Teddy statt Taliban

Als die Taliban die Macht übernahmen, beschloss mein bester Freund, ein Mann zu werden. Jordan Bryon, ein australischer Filmemacher, war in Kabul mein Nachbar. Wir haben gelegentlich zusammen Basketball gespielt. Dass er trans ist und als Frau geboren wurde, wusste ich lange nicht. Jordan war einfach ein lustiger Typ, der mit seinem Motorrad durch Kabul heizte und auf Partys mit allen Frauen flirtete. Ob Mann oder Frau, das war irgendwie egal. Die meisten Afghanen sahen in ihm einen etwas verrückten Ausländer. Doch je angespannter die Situation in Afghanistan wurde, desto unruhiger wurde auch Jordan. Jahrelang hatte er mit der Entscheidung gehadert, im Sommer 2021 wollte er sein Geschlecht endlich angleichen lassen.
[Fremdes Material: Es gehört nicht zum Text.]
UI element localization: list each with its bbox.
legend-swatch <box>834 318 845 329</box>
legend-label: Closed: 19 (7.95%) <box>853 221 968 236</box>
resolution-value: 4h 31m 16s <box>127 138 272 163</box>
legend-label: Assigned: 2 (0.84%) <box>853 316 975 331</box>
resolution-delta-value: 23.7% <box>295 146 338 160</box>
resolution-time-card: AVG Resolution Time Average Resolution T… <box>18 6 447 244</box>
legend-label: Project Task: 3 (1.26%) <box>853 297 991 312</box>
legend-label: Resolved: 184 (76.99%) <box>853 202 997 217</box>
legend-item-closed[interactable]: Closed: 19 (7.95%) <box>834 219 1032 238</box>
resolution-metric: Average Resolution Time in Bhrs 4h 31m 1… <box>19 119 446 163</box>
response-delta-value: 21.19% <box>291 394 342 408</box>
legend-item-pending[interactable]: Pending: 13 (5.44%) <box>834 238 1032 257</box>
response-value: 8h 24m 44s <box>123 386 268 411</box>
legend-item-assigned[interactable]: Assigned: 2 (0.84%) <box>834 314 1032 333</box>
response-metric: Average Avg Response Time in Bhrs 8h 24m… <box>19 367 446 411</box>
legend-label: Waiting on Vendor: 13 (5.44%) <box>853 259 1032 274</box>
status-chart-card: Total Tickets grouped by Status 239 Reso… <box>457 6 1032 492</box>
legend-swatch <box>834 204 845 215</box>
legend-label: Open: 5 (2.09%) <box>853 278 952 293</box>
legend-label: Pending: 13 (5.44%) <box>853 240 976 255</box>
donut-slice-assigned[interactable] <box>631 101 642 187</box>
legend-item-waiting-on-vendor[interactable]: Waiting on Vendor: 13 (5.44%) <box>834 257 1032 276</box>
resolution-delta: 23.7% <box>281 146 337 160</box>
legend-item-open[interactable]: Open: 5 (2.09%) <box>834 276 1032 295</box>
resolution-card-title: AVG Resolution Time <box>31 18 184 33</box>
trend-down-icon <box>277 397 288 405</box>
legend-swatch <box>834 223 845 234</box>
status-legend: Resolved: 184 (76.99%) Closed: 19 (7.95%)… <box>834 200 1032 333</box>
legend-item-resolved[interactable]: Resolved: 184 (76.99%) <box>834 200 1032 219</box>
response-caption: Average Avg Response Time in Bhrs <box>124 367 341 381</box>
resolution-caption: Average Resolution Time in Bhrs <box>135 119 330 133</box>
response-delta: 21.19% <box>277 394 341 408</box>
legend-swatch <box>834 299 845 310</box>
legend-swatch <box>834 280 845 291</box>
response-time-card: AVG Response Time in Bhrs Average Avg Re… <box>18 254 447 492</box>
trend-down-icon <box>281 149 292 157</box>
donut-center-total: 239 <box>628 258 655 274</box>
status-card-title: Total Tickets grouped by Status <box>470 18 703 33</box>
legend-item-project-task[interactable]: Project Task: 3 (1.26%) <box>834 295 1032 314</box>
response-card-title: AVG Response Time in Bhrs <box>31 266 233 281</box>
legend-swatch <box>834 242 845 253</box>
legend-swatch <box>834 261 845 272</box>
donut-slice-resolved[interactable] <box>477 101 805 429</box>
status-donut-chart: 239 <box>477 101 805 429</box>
Die Taliban marschierten auf Kabul und Jordan bekam seine erste Testosteron-Injektion.

Während die Taliban das Land zerstörten, wuchsen Jordan die ersten Bartstoppeln. Das Eine hängt mit dem Anderen nicht zusammen, aber es zeigt, welche Ereignisse aufeinanderprallen können und welche Realitäten daraus entstehen. Jordan fand im Stimmbruch seine Freiheit, Afghanistan im Zusammenbruch seine Versklavung. Diesen Gegensatz wollten wir der Welt mit unserem Dokumentarfilm “Transition” zeigen. Viele unserer Freundinnen mussten nach der Machtübernahme das Land verlassen. Sie durften nicht mehr arbeiten oder studieren. Jordan hingegen, in dessen Pass zwar noch immer “weiblich” stand, konnte nun eine Taliban-Einheit begleiten. Er verhielt sich wie ein Mann, er sah aus wie ein Mann, also war er für die Kämpfer einer. Trans-Menschen kennen sie echt. Wahrscheinlich hätten sie ihn umgebracht, wenn sie es gewusst hätten.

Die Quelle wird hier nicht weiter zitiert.